Parsing Keywords in Lisp with Speed of C

About

I am learning Common Lisp, so I am experimenting and playing around with things. It started with writing a small command-line parsing library, and ended with a trip into a rabbit hole of an experiment. I do not know if someone will find it useful, perhaps not, but it is nice to write things down, it sorts of clean thoughts, at least for me.

Command line parsing in C

Typically, for parsing program options, we use something like getopt & co in C/C++, or some similar offering. But if you have lots of options and want faster parsing, you will probably use gperf. Gperf is a code generator which can construct perfect hash from a given set of keywords, i.e. our program options. For this experiment, I used keywords of the C language, rather than some imaginary options.

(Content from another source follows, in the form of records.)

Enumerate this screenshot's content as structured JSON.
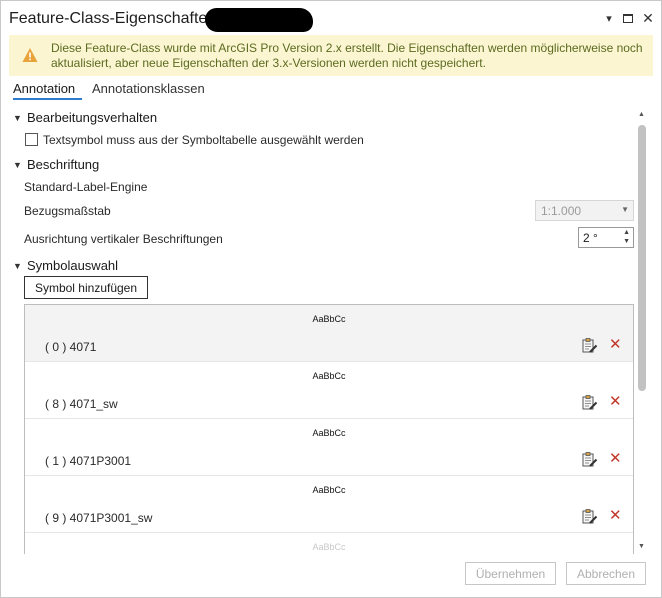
{
  "window": {
    "title": "Feature-Class-Eigenschaften:"
  },
  "banner": {
    "text": "Diese Feature-Class wurde mit ArcGIS Pro Version 2.x erstellt. Die Eigenschaften werden möglicherweise noch aktualisiert, aber neue Eigenschaften der 3.x-Versionen werden nicht gespeichert.",
    "icon": "warning-icon",
    "color": "#fbf5d2"
  },
  "tabs": [
    {
      "label": "Annotation",
      "active": true
    },
    {
      "label": "Annotationsklassen",
      "active": false
    }
  ],
  "sections": {
    "editing": {
      "title": "Bearbeitungsverhalten",
      "checkbox_label": "Textsymbol muss aus der Symboltabelle ausgewählt werden",
      "checked": false
    },
    "labeling": {
      "title": "Beschriftung",
      "engine_label": "Standard-Label-Engine",
      "scale_label": "Bezugsmaßstab",
      "scale_value": "1:1.000",
      "vertical_label": "Ausrichtung vertikaler Beschriftungen",
      "vertical_value": "2 °"
    },
    "symbols": {
      "title": "Symbolauswahl",
      "add_button": "Symbol hinzufügen",
      "items": [
        {
          "preview": "AaBbCc",
          "name": "( 0 )  4071"
        },
        {
          "preview": "AaBbCc",
          "name": "( 8 )  4071_sw"
        },
        {
          "preview": "AaBbCc",
          "name": "( 1 )  4071P3001"
        },
        {
          "preview": "AaBbCc",
          "name": "( 9 )  4071P3001_sw"
        },
        {
          "preview": "AaBbCc",
          "name": ""
        }
      ]
    }
  },
  "footer": {
    "apply_label": "Übernehmen",
    "cancel_label": "Abbrechen"
  },
  "colors": {
    "accent": "#2e7bcf",
    "delete": "#c0392b",
    "banner_text": "#5b6b1f"
  }
}
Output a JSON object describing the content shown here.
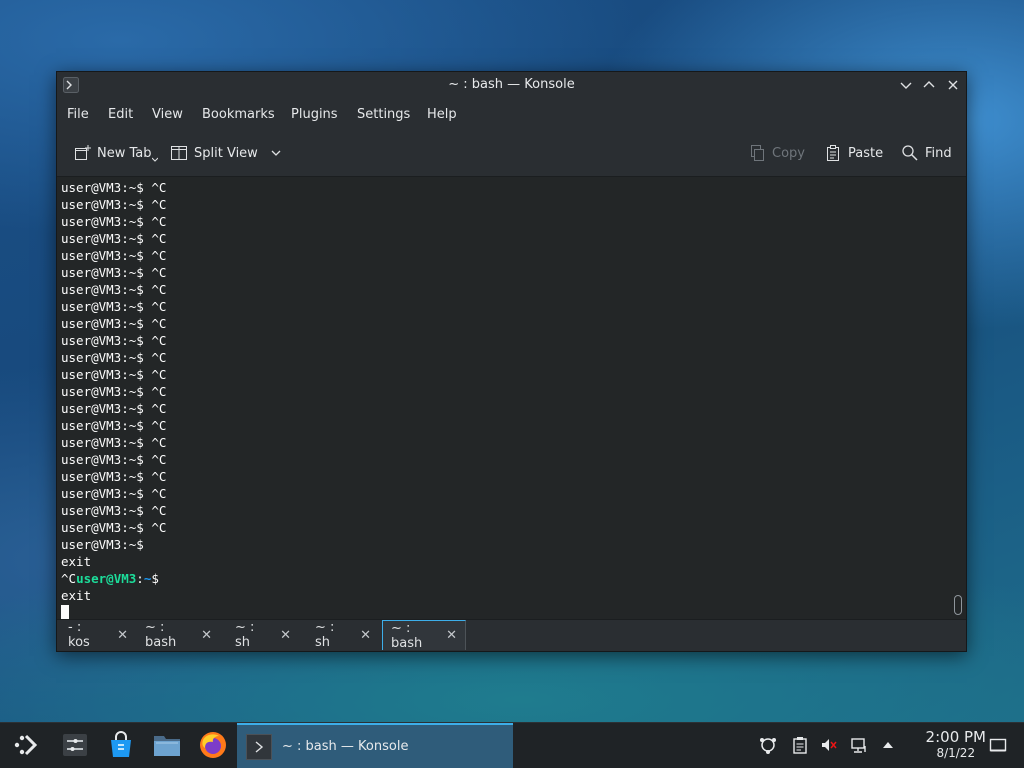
{
  "window": {
    "title": "~ : bash — Konsole"
  },
  "menu": [
    "File",
    "Edit",
    "View",
    "Bookmarks",
    "Plugins",
    "Settings",
    "Help"
  ],
  "toolbar": {
    "new_tab": "New Tab",
    "split_view": "Split View",
    "copy": "Copy",
    "paste": "Paste",
    "find": "Find"
  },
  "terminal": {
    "prompt": "user@VM3:~$",
    "ctrl_c": "^C",
    "repeated_ctrl_c_lines": 21,
    "line_after_lone_prompt": "exit",
    "final_prefix": "^C",
    "final_user_host": "user@VM3",
    "final_colon": ":",
    "final_path": "~",
    "final_dollar": "$",
    "final_exit": "exit"
  },
  "tabs": [
    {
      "label": "- : kos",
      "active": false
    },
    {
      "label": "~ : bash",
      "active": false
    },
    {
      "label": "~ : sh",
      "active": false
    },
    {
      "label": "~ : sh",
      "active": false
    },
    {
      "label": "~ : bash",
      "active": true
    }
  ],
  "taskbar": {
    "task_label": "~ : bash — Konsole",
    "time": "2:00 PM",
    "date": "8/1/22"
  },
  "colors": {
    "accent": "#3daee9",
    "prompt_green": "#1cdc9a",
    "prompt_blue": "#1d99f3",
    "terminal_bg": "#232627"
  }
}
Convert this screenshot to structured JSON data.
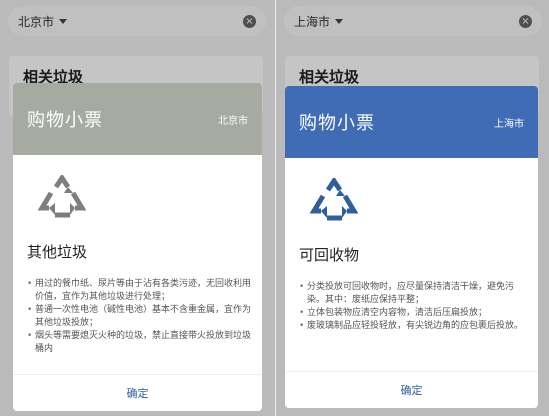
{
  "panels": [
    {
      "search": {
        "city": "北京市"
      },
      "related": {
        "title": "相关垃圾"
      },
      "modal": {
        "title": "购物小票",
        "city": "北京市",
        "header_color": "#a5aba1",
        "symbol_color": "#7c7f7b",
        "category": "其他垃圾",
        "tips": [
          "用过的餐巾纸、尿片等由于沾有各类污迹，无回收利用价值，宜作为其他垃圾进行处理；",
          "普通一次性电池（碱性电池）基本不含重金属，宜作为其他垃圾投放；",
          "烟头等需要熄灭火种的垃圾，禁止直接带火投放到垃圾桶内"
        ],
        "confirm": "确定"
      }
    },
    {
      "search": {
        "city": "上海市"
      },
      "related": {
        "title": "相关垃圾"
      },
      "modal": {
        "title": "购物小票",
        "city": "上海市",
        "header_color": "#3f6cb5",
        "symbol_color": "#2f5e9e",
        "category": "可回收物",
        "tips": [
          "分类投放可回收物时，应尽量保持清洁干燥，避免污染。其中：废纸应保持平整；",
          "立体包装物应清空内容物，清洁后压扁投放；",
          "废玻璃制品应轻投轻放，有尖锐边角的应包裹后投放。"
        ],
        "confirm": "确定"
      }
    }
  ],
  "icons": {
    "clear": "clear-circle-icon",
    "dropdown": "caret-down-icon",
    "recycle": "recycle-symbol-icon"
  }
}
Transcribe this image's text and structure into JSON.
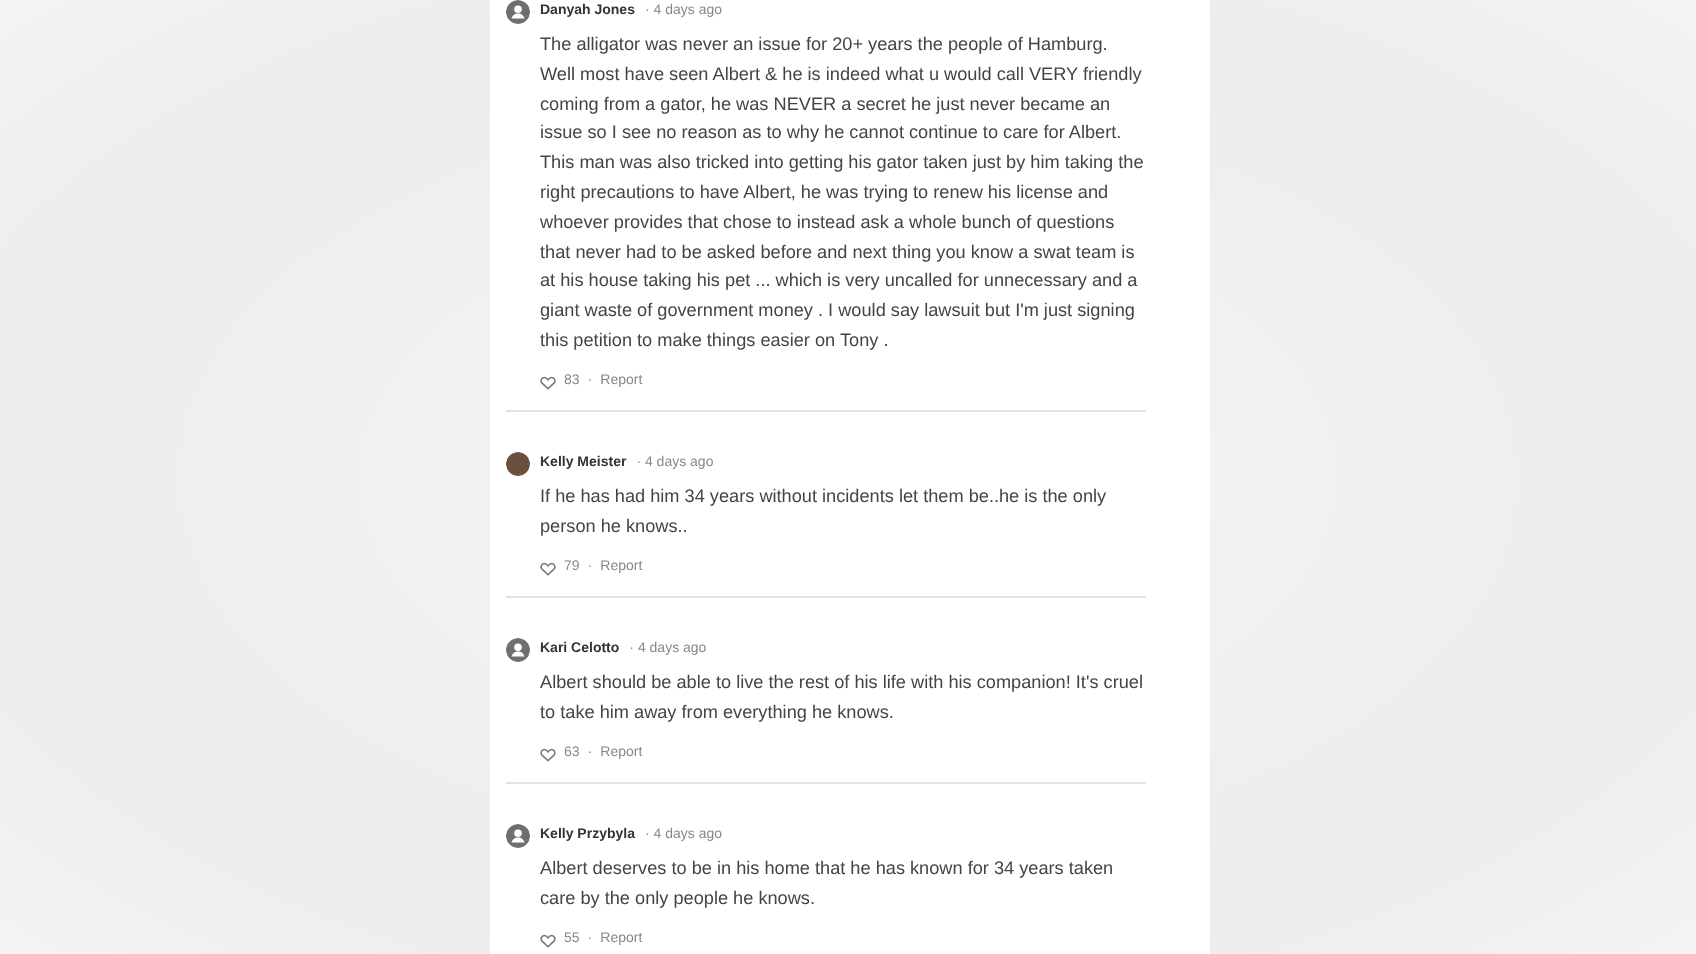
{
  "comments": [
    {
      "author": "Danyah Jones",
      "has_photo": false,
      "time": "· 4 days ago",
      "text": "The alligator was never an issue for 20+ years the people of Hamburg. Well most have seen Albert & he is indeed what u would call VERY friendly coming from a gator, he was NEVER a secret he just never became an issue so I see no reason as to why he cannot continue to care for Albert. This man was also tricked into getting his gator taken just by him taking the right precautions to have Albert, he was trying to renew his license and whoever provides that chose to instead ask a whole bunch of questions that never had to be asked before and next thing you know a swat team is at his house taking his pet ... which is very uncalled for unnecessary and a giant waste of government money . I would say lawsuit but I'm just signing this petition to make things easier on Tony .",
      "likes": "83",
      "separator": "·",
      "report": "Report"
    },
    {
      "author": "Kelly Meister",
      "has_photo": true,
      "time": "· 4 days ago",
      "text": "If he has had him 34 years without incidents let them be..he is the only person he knows..",
      "likes": "79",
      "separator": "·",
      "report": "Report"
    },
    {
      "author": "Kari Celotto",
      "has_photo": false,
      "time": "· 4 days ago",
      "text": "Albert should be able to live the rest of his life with his companion! It's cruel to take him away from everything he knows.",
      "likes": "63",
      "separator": "·",
      "report": "Report"
    },
    {
      "author": "Kelly Przybyla",
      "has_photo": false,
      "time": "· 4 days ago",
      "text": "Albert deserves to be in his home that he has known for 34 years taken care by the only people he knows.",
      "likes": "55",
      "separator": "·",
      "report": "Report"
    }
  ]
}
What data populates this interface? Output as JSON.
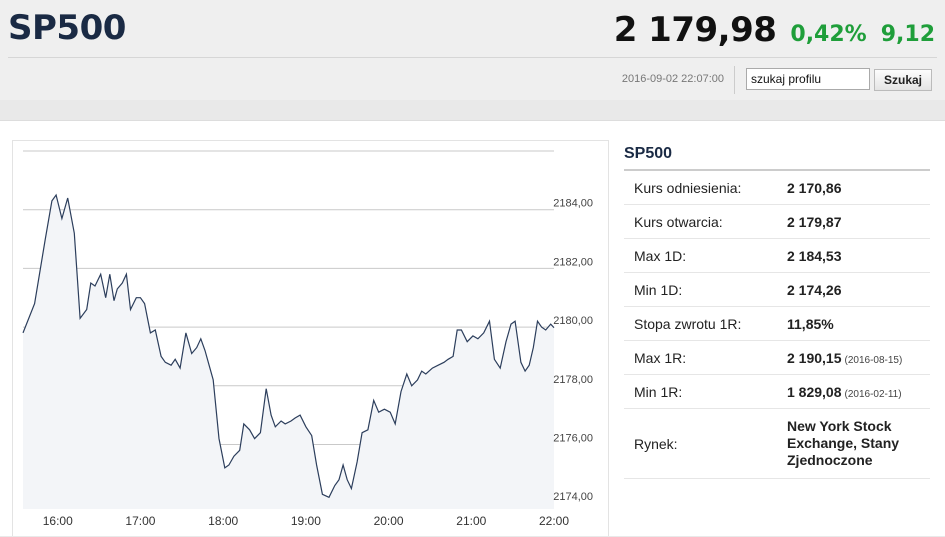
{
  "header": {
    "ticker": "SP500",
    "price": "2 179,98",
    "change_pct": "0,42%",
    "change_abs": "9,12",
    "timestamp": "2016-09-02 22:07:00"
  },
  "search": {
    "value": "szukaj profilu",
    "button_label": "Szukaj"
  },
  "colors": {
    "positive": "#1f9e3a",
    "line": "#2c3e5c",
    "area": "#f3f5f8",
    "ticker": "#1a2a44"
  },
  "info": {
    "title": "SP500",
    "rows": [
      {
        "label": "Kurs odniesienia:",
        "value": "2 170,86",
        "date": ""
      },
      {
        "label": "Kurs otwarcia:",
        "value": "2 179,87",
        "date": ""
      },
      {
        "label": "Max 1D:",
        "value": "2 184,53",
        "date": ""
      },
      {
        "label": "Min 1D:",
        "value": "2 174,26",
        "date": ""
      },
      {
        "label": "Stopa zwrotu 1R:",
        "value": "11,85%",
        "date": ""
      },
      {
        "label": "Max 1R:",
        "value": "2 190,15",
        "date": "(2016-08-15)"
      },
      {
        "label": "Min 1R:",
        "value": "1 829,08",
        "date": "(2016-02-11)"
      },
      {
        "label": "Rynek:",
        "value": "New York Stock Exchange, Stany Zjednoczone",
        "date": ""
      }
    ]
  },
  "chart_data": {
    "type": "area",
    "x_ticks": [
      "16:00",
      "17:00",
      "18:00",
      "19:00",
      "20:00",
      "21:00",
      "22:00"
    ],
    "y_ticks": [
      "2174,00",
      "2176,00",
      "2178,00",
      "2180,00",
      "2182,00",
      "2184,00"
    ],
    "xlim": [
      15.58,
      22.0
    ],
    "ylim": [
      2173.8,
      2186.0
    ],
    "grid": true,
    "series": [
      {
        "x": [
          15.58,
          15.72,
          15.85,
          15.93,
          15.98,
          16.05,
          16.12,
          16.2,
          16.27,
          16.35,
          16.4,
          16.45,
          16.52,
          16.58,
          16.63,
          16.68,
          16.72,
          16.78,
          16.83,
          16.88,
          16.95,
          17.0,
          17.05,
          17.12,
          17.18,
          17.25,
          17.3,
          17.37,
          17.42,
          17.48,
          17.55,
          17.62,
          17.68,
          17.73,
          17.78,
          17.83,
          17.88,
          17.95,
          18.02,
          18.07,
          18.13,
          18.2,
          18.25,
          18.32,
          18.38,
          18.45,
          18.52,
          18.58,
          18.63,
          18.7,
          18.75,
          18.82,
          18.87,
          18.93,
          19.0,
          19.07,
          19.13,
          19.2,
          19.28,
          19.35,
          19.4,
          19.45,
          19.5,
          19.55,
          19.62,
          19.68,
          19.75,
          19.82,
          19.88,
          19.95,
          20.02,
          20.08,
          20.15,
          20.22,
          20.28,
          20.35,
          20.4,
          20.45,
          20.53,
          20.6,
          20.67,
          20.72,
          20.78,
          20.83,
          20.88,
          20.95,
          21.02,
          21.08,
          21.15,
          21.22,
          21.28,
          21.35,
          21.42,
          21.48,
          21.53,
          21.6,
          21.65,
          21.7,
          21.75,
          21.8,
          21.85,
          21.9,
          21.96,
          22.0
        ],
        "y": [
          2179.8,
          2180.8,
          2183.0,
          2184.3,
          2184.5,
          2183.7,
          2184.4,
          2183.2,
          2180.3,
          2180.6,
          2181.5,
          2181.4,
          2181.8,
          2181.0,
          2181.8,
          2180.9,
          2181.3,
          2181.5,
          2181.8,
          2180.6,
          2181.0,
          2181.0,
          2180.8,
          2179.8,
          2179.9,
          2179.0,
          2178.8,
          2178.7,
          2178.9,
          2178.6,
          2179.8,
          2179.1,
          2179.3,
          2179.6,
          2179.2,
          2178.7,
          2178.2,
          2176.2,
          2175.2,
          2175.3,
          2175.6,
          2175.8,
          2176.7,
          2176.5,
          2176.2,
          2176.4,
          2177.9,
          2177.0,
          2176.6,
          2176.8,
          2176.7,
          2176.8,
          2176.9,
          2177.0,
          2176.6,
          2176.3,
          2175.3,
          2174.3,
          2174.2,
          2174.6,
          2174.8,
          2175.3,
          2174.8,
          2174.5,
          2175.4,
          2176.4,
          2176.5,
          2177.5,
          2177.1,
          2177.2,
          2177.1,
          2176.7,
          2177.8,
          2178.4,
          2178.0,
          2178.2,
          2178.5,
          2178.4,
          2178.6,
          2178.7,
          2178.8,
          2178.9,
          2179.0,
          2179.9,
          2179.9,
          2179.5,
          2179.7,
          2179.6,
          2179.8,
          2180.2,
          2178.9,
          2178.6,
          2179.5,
          2180.1,
          2180.2,
          2178.8,
          2178.5,
          2178.7,
          2179.3,
          2180.2,
          2180.0,
          2179.9,
          2180.1,
          2179.98
        ]
      }
    ]
  }
}
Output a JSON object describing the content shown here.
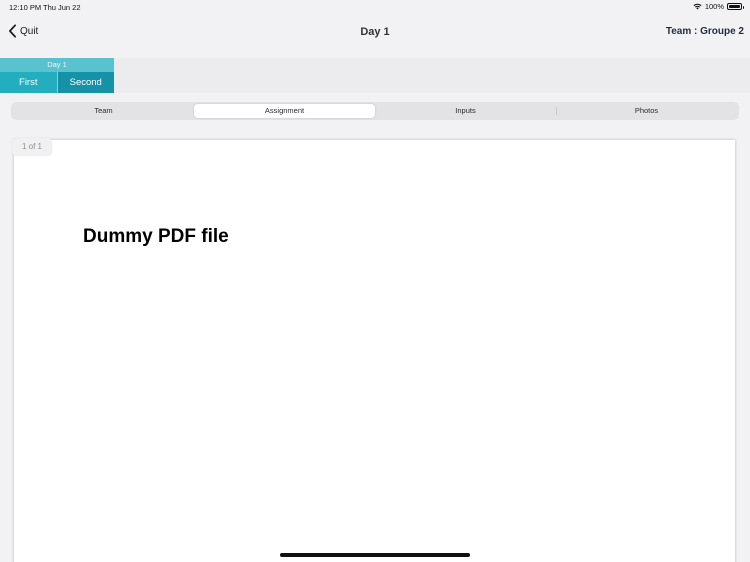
{
  "status_bar": {
    "time": "12:10 PM",
    "date": "Thu Jun 22",
    "battery": "100%"
  },
  "nav": {
    "back_label": "Quit",
    "title": "Day 1",
    "team_label": "Team : Groupe 2"
  },
  "day_selector": {
    "header": "Day 1",
    "tabs": [
      {
        "label": "First"
      },
      {
        "label": "Second"
      }
    ]
  },
  "segments": [
    {
      "label": "Team"
    },
    {
      "label": "Assignment",
      "active": true
    },
    {
      "label": "Inputs"
    },
    {
      "label": "Photos"
    }
  ],
  "pdf": {
    "page_indicator": "1 of 1",
    "heading": "Dummy PDF file"
  },
  "colors": {
    "day_header": "#59c2cf",
    "tab_first": "#22aebe",
    "tab_second": "#1591a8"
  }
}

To construct the perfect hash, we just pass a list of keywords in a text file to gperf program:

gperf --no-strlen C23-keywords

and back we get a c23-keywords.c. The generated file contains a function to check if a keyword is in the set or not. I have manually renamed that function to "in_c23_set". The original name was "in_keyword_set" or something like that, I do not remember, it has been a few days ago.

Base case

I am talking about gperf because it is the fastest way we can do this and is faster than hash tables and certainly faster than linear probing each option in a list of if-else options. If you are aware of something faster than gperf, please let me know.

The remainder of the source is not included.